Slow Start by Design

TCP data transfers start slowly and ramp-up to their maximum transfer rate, resulting in poor performance for short sessions. Slow start is used to avoid congestion due to assumptions that large numbers of sessions will be competing for the bandwidth.

[GRAPHIC OMITTED]

Inefficient Error Recovery

During error recovery, TCP causes the entire stream from any lost portion to be retransmitted in its entirety. High-bit-error rates or packet-loss scenarios will cause large amounts of bandwidth to be wasted in resending data that has already been successfully received, all with the long latency time of the path. Each retransmission is additionally subjected to the performance penalty issues of slow start, which was explained above.

Packet Loss is Disruptive

Packet loss describes an error condition in which data packets appear to be transmitted correctly at one end of a connection, but never arrive at the other end. This is mainly due to:

* Poor network conditions causing damage to packets in transit.

* The packet was deliberately dropped by a router and/or switch because of WAN congestion.

Packet loss can be disruptive to applications that must move data within windows of time. With more data that must be moved on a regular basis and the fact that backup windows are not growing to meet the data demands, packet loss can have a negative impact on meeting service-level agreements and production for many organizations.

The Figure shows a standard TCP stream of data running over an OC-12 (622Mbs).

Session Free-For-All is Not Free

Each TCP session is throttled and contends for network resources independently, which can cause over-subscription of resources relative to each individual session.

The net result of these issues is very poor bandwidth utilization. The typical bandwidth utilization for large data transfers over long-haul networks is usually less than 30%, and more often less than 10%. As fast as bandwidth costs are dropping, they are still not free.

How to Mitigate TCP/IP Performance Issues

Consider Using an IP Application Accelerator (Appliance)

Many new data center appliances are being used to optimize data delivery for IP applications. Some appliances mitigate performance issues by simply caching the data and/or compressing the data prior to transfer. Others have the ability to mitigate several TCP issues because of the superior architecture.

Whatever technology is used, it is important the appliances have the ability to mitigate latency issues, compress the data and shield the application from network disruptions. It is also important that these new data center appliances are transparent to operations and provide the same transparency to the IP application.

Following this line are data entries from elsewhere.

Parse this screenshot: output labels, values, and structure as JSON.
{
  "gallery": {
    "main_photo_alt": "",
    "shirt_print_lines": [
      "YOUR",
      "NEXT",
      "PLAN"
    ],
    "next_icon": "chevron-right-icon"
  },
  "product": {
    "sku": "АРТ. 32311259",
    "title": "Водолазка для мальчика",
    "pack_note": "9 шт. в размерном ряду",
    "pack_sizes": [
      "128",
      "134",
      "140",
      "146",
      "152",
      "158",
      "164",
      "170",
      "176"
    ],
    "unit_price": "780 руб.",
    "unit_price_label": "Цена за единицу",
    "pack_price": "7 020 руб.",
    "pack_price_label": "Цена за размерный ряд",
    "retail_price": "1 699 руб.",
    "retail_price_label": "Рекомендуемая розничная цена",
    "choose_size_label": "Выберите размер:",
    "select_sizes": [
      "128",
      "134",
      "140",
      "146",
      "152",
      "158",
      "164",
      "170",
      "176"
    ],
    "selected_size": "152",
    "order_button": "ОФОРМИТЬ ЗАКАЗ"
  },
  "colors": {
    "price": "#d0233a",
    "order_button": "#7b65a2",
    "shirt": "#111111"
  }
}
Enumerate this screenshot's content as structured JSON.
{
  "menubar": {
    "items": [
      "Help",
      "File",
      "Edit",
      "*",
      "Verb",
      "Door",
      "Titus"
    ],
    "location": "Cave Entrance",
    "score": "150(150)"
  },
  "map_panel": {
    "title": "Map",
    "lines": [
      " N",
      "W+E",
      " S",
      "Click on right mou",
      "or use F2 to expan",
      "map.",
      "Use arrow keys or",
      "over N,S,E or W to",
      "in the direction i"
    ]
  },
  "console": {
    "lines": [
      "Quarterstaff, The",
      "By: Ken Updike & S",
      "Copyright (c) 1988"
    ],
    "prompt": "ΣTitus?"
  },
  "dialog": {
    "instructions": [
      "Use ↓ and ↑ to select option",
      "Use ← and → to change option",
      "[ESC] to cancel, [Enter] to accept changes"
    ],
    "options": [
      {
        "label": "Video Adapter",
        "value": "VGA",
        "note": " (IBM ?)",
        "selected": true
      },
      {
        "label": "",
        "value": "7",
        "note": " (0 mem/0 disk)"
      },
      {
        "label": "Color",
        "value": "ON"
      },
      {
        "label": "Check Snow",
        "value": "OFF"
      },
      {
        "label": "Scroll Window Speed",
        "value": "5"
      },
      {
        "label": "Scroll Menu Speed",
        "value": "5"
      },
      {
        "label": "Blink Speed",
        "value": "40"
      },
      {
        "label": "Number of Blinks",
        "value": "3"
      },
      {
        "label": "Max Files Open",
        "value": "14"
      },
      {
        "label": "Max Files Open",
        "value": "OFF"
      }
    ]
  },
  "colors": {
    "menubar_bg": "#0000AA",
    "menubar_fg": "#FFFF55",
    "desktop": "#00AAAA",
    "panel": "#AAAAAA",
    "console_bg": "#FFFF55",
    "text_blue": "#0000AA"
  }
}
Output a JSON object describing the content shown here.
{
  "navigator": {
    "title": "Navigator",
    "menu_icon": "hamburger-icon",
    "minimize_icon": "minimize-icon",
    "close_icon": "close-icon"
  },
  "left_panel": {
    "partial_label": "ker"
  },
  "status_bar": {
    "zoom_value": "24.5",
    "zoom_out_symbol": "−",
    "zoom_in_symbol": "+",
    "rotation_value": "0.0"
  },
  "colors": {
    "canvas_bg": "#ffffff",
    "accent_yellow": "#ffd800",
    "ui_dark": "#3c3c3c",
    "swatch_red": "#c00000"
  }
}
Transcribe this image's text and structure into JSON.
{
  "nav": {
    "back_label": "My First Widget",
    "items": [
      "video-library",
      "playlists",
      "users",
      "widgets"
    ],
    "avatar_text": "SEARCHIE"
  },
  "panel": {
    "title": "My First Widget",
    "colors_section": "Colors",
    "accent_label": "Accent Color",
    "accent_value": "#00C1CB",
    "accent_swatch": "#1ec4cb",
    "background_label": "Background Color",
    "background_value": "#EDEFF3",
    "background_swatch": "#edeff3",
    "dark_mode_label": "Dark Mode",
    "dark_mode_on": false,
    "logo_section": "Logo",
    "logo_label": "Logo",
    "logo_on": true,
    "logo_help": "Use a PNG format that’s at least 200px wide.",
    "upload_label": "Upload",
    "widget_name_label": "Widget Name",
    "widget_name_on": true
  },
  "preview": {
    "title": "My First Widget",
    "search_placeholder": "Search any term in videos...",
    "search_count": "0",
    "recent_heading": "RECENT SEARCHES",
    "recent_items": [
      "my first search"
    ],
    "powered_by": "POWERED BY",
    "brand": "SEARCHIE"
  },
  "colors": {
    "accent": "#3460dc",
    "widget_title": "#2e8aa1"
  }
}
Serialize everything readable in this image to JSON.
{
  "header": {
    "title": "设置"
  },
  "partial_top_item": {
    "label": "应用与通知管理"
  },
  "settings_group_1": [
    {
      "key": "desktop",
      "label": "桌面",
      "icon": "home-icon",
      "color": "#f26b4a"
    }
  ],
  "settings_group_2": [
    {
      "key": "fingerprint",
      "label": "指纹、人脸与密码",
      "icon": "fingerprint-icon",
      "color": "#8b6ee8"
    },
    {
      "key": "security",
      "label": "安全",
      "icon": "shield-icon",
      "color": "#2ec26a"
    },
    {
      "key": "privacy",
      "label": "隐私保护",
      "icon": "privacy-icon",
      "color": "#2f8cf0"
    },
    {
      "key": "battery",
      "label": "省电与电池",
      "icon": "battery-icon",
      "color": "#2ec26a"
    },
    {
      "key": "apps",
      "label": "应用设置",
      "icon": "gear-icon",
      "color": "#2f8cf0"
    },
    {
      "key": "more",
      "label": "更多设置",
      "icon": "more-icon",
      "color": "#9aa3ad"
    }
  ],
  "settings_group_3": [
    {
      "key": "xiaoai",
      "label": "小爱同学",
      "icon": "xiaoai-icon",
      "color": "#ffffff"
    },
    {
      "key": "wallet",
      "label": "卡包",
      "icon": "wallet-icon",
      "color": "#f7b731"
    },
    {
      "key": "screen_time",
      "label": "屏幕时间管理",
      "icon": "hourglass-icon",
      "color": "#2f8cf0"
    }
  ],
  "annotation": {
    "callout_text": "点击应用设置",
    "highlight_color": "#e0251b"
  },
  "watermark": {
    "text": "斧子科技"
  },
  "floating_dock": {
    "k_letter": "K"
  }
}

Transport Protocol Conversion

Some data center appliances provide alternative transport delivery mechanisms between appliances. In doing so, they re-ceive the optimized buffers from the local application and deliver them to the destination appliance for subsequent delivery to the remote application process. Alternative transport technologies are responsible for maintaining acknowledgements of data buffers and resending buffers when required. It is important to maintain a flow control mechanism on each connection, in order to optimize the performance of each connection to match the available bandwidth and network capacity.